This project contains scripts supporting the analysis in these three blog posts:
- http://thesamuelsoncondition.com/2016/01/23/time-series-iii-deterministicstochastic-seasonality/
- http://thesamuelsoncondition.com/2016/01/22/time-series-ii-autocorrelation-serial-correlation-error-structures/
- http://thesamuelsoncondition.com/2016/01/16/time-series-part-i-some-popular-diagnostics/
The purpose of these exercises is to allow me to expiriment with/refresh my knowledge of important time-series methods. The particular research question motivating this exploration is: how can we identify whether a pattern of seasonality has changed as a result of some policy?
Some related subquestions:
- how do we evaluate seasonality in a time-series?
- how do we determine if the seasonal pattern is stable through time or evolving?
- how do we test for structural breaks in data when the number and location of breaks is unknown?
- if we have several structural breaks in a time-series are they really breaks? or are they the result of a dynamic process? i.e. do we have i) a regime switching process, ii) a state-dependent process, or iii) a process with multiple discrete breaks?
- what are the consequences of choosing the wrong model? i.e. if we model a process with multiple discrete breaks as a Markov regime switching process what are the consquences of this model mis-specification?
This is a work in progress.
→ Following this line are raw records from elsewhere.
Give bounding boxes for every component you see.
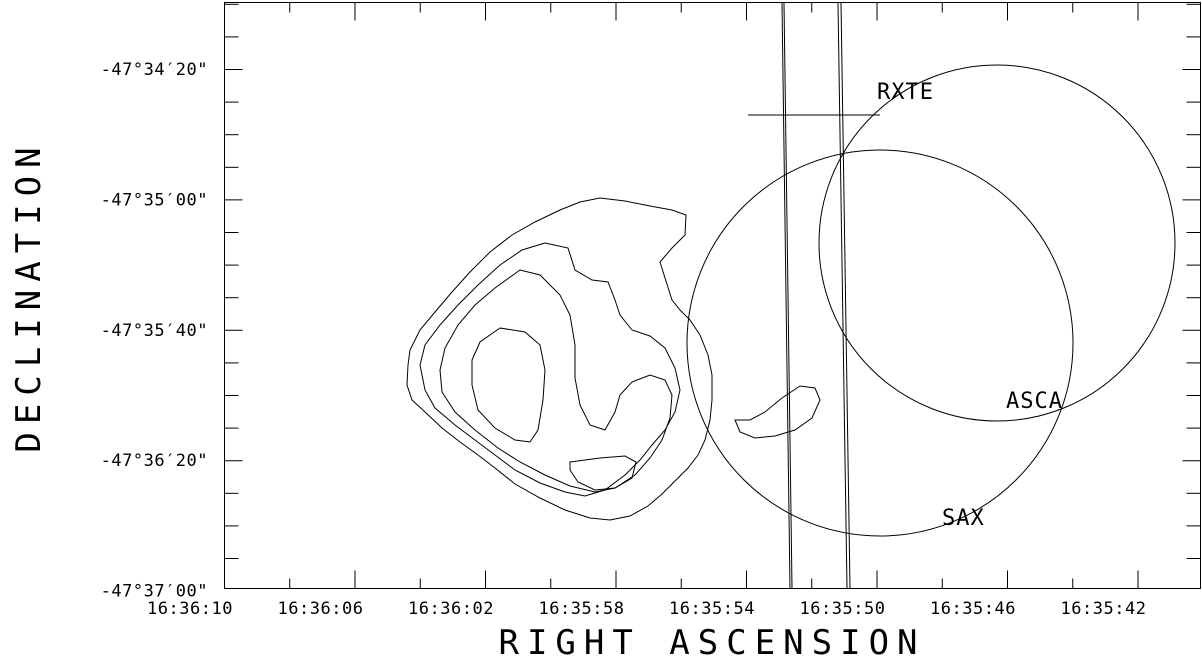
rxte-lines [748,2,880,589]
y-tick-label: -47°37′00" [101,582,208,602]
x-tick-label: 16:36:10 [147,599,233,619]
rxte-line-right-a [837,2,848,589]
contour-outer [406,197,713,521]
annotation-rxte: RXTE [877,80,934,105]
x-tick-label: 16:36:06 [278,599,364,619]
plot-frame [224,2,1201,589]
contour-inner-1 [471,327,546,443]
x-tick-label: 16:35:50 [800,599,886,619]
contours [406,197,821,521]
y-tick-labels: -47°34′20" -47°35′00" -47°35′40" -47°36′20"… [101,60,208,602]
x-tick-label: 16:35:58 [539,599,625,619]
y-tick-label: -47°36′20" [101,451,208,471]
annotation-asca: ASCA [1006,389,1063,414]
y-axis-title: DECLINATION [9,139,49,452]
x-ticks [224,2,1139,589]
y-tick-label: -47°35′00" [101,190,208,210]
rxte-line-left-a [781,2,791,589]
asca-circle [818,64,1176,422]
contour-level-2 [419,242,681,497]
rxte-line-left-b [783,2,793,589]
rxte-line-right-b [840,2,851,589]
contour-level-3 [439,269,673,493]
y-tick-label: -47°35′40" [101,321,208,341]
x-axis-title: RIGHT ASCENSION [498,623,925,661]
contour-inner-2 [569,455,637,491]
sax-circle [686,149,1074,537]
contour-blob [734,385,821,439]
y-ticks [224,3,1201,559]
x-tick-label: 16:35:54 [669,599,755,619]
x-tick-labels: 16:36:10 16:36:06 16:36:02 16:35:58 16:35:54… [147,599,1146,619]
error-circles [686,64,1176,537]
annotation-sax: SAX [942,506,985,531]
y-tick-label: -47°34′20" [101,60,208,80]
x-tick-label: 16:35:42 [1061,599,1147,619]
x-tick-label: 16:36:02 [408,599,494,619]
x-tick-label: 16:35:46 [930,599,1016,619]
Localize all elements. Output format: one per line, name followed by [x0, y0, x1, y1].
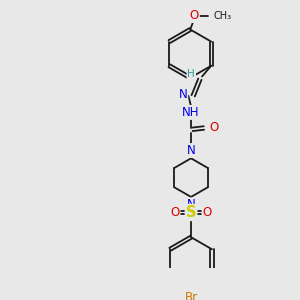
Text: N: N — [178, 88, 187, 101]
Text: NH: NH — [182, 106, 200, 119]
Text: S: S — [186, 205, 196, 220]
Text: O: O — [190, 9, 199, 22]
Text: N: N — [187, 144, 195, 157]
Text: Br: Br — [184, 291, 198, 300]
Text: O: O — [209, 122, 218, 134]
Text: O: O — [170, 206, 180, 219]
Text: H: H — [188, 69, 195, 79]
Text: O: O — [202, 206, 212, 219]
Text: CH₃: CH₃ — [213, 11, 231, 21]
Text: N: N — [187, 198, 195, 211]
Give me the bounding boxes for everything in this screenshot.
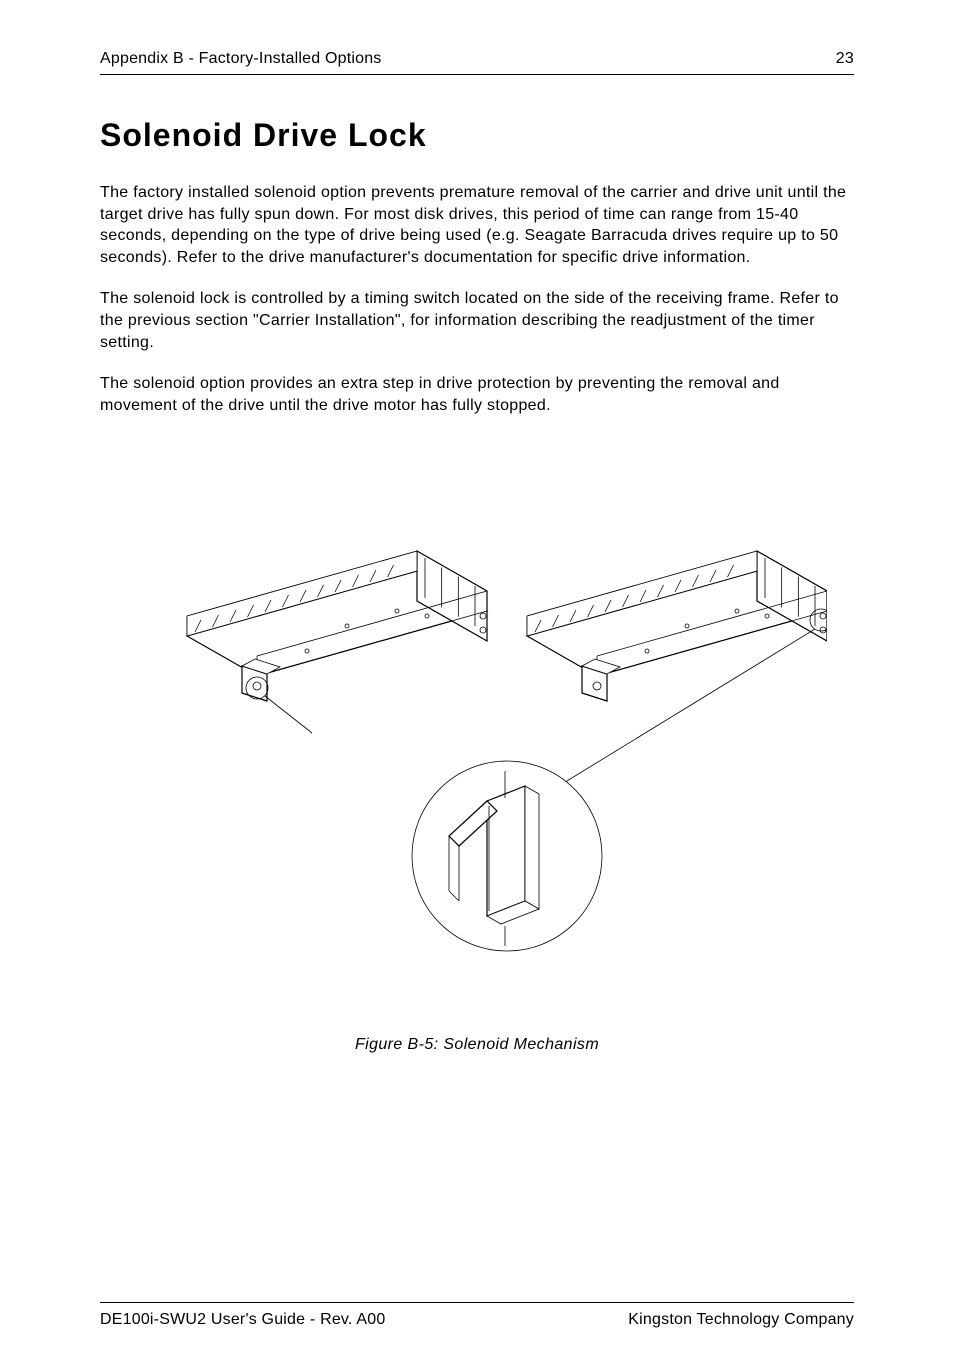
footer-left: DE100i-SWU2 User's Guide - Rev. A00 [100,1311,385,1329]
page-footer: DE100i-SWU2 User's Guide - Rev. A00 King… [100,1302,854,1329]
paragraph-2: The solenoid lock is controlled by a tim… [100,288,854,353]
paragraph-3: The solenoid option provides an extra st… [100,373,854,416]
header-page-number: 23 [836,50,854,68]
page-header: Appendix B - Factory-Installed Options 2… [100,50,854,75]
footer-right: Kingston Technology Company [628,1311,854,1329]
header-left: Appendix B - Factory-Installed Options [100,50,382,68]
section-title: Solenoid Drive Lock [100,117,854,154]
figure-container: Figure B-5: Solenoid Mechanism [100,476,854,1302]
figure-caption: Figure B-5: Solenoid Mechanism [355,1036,599,1054]
paragraph-1: The factory installed solenoid option pr… [100,182,854,268]
page: Appendix B - Factory-Installed Options 2… [0,0,954,1369]
solenoid-mechanism-diagram [127,476,827,996]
Please feel free to suggest improvements to my code through a pull-request. The script time series explorer.R should allow you to replicate all of the analysis in the aforementioned blog posts.
The backbone of this project is the function seasonal.data(). Currently, this function is not terribly flexible. It will generate a single data frame containing two different time-series, each with 10 years of monthly data. Both series will have an abrupt change in the seasonal pattern following year 6.
The first series generated will have 6 years of data wherein the annual total is approximately evenly distributed among the twelve months. In the last 4 years of data the process will transitions such that 25% of the annual total is approximately evenly distributed among the months (jan, feb, march, april, may, sept, oct, nov, dec) and 75% of the annual total is approximately evenly distributed over the three summer months (june, july, aug).
This series allows us to apply different time-series methods to a process which abruptly changes from having no seasonality to having notably seasonality. We will be able to see how this type of shift affects different time-series diagnostics and models.
The second series generated will have 6 years of data wherein the annual total is distributed seasonally according to the parameters in the input shares.before. In the last 4 years of the series the seasonality changes to a process where the annual total is distributed according to the parameters in the input shares.after.
This series will allow us to see how a changing pattern of seasonality affect different time-series diagnostics and models.
The critical feature of both data series (for my purposes, at least) is that both series have an annual total that is approximately equal for every year in the series.
##Using the seasonal.data() function
The function seasonal.data() accepts the following inputs:
- mu - this is the annual total for the first series. this is the amount that will be divided up into monthly shares in each year of the simulated data.
- sigma1 - this is a 1X3 vector of variance parameters for the first time-series.
- sigma1[1] - this determines the noise that will be generated around the monthly means in the first 6 years of the first series
- sigma1[2] - this determines the noise that will be generated around the monthly means in the second 4 years of the data, for the 9 months where 25% of the annual total is apportioned approximately equally.
- sigma1[3] - this determines the noise that will be generated around the monthly means in the second 4 years of the data, for the 3 months where 75% of the annual total is apportioned approximately equally
- annual.total - this is the annual total for the second series
- shares.before - this is a 1X12 vector that determines the monthly shares of the total in the first 6 years of the series. Example: shares.before=c(0.01,0.01,0.05,0.05,0.01,0.01,0.2,0.2,0.1,0.1,0.2,0.06) says that on average january gets 10% of annual.total, february gets 10%, march gets 5%, april gets 5%,....., and december gets 6% of annual.total.
- shares.after - this is a 1X12 vector that determines the monthly shares of the total in the last 4 years of the series.
- sigma2 - a numeric constant. This is a number that determines the noise around the monthly means for the second series. In the second series the variance for the monthly distributions is proportional to the mean. The constant sigma2 defines what proportion of the mean the variance will be. Larger values will produce less noise around the monthly mean values and smaller values will produce more noise.
##Estimations
The script time series models.R has code do a few different maximum likelihood-type estimation of Markov Regime Switching Models. I'm working on beefing this up but right now it just has a simple Hamilton Filter for a 2-state model of natural gas prices and oil prices that I wrote...plus a few snippets of code that will give you the flavor of how to use the MSWM Package to estimate a Markov Regime Switching Model.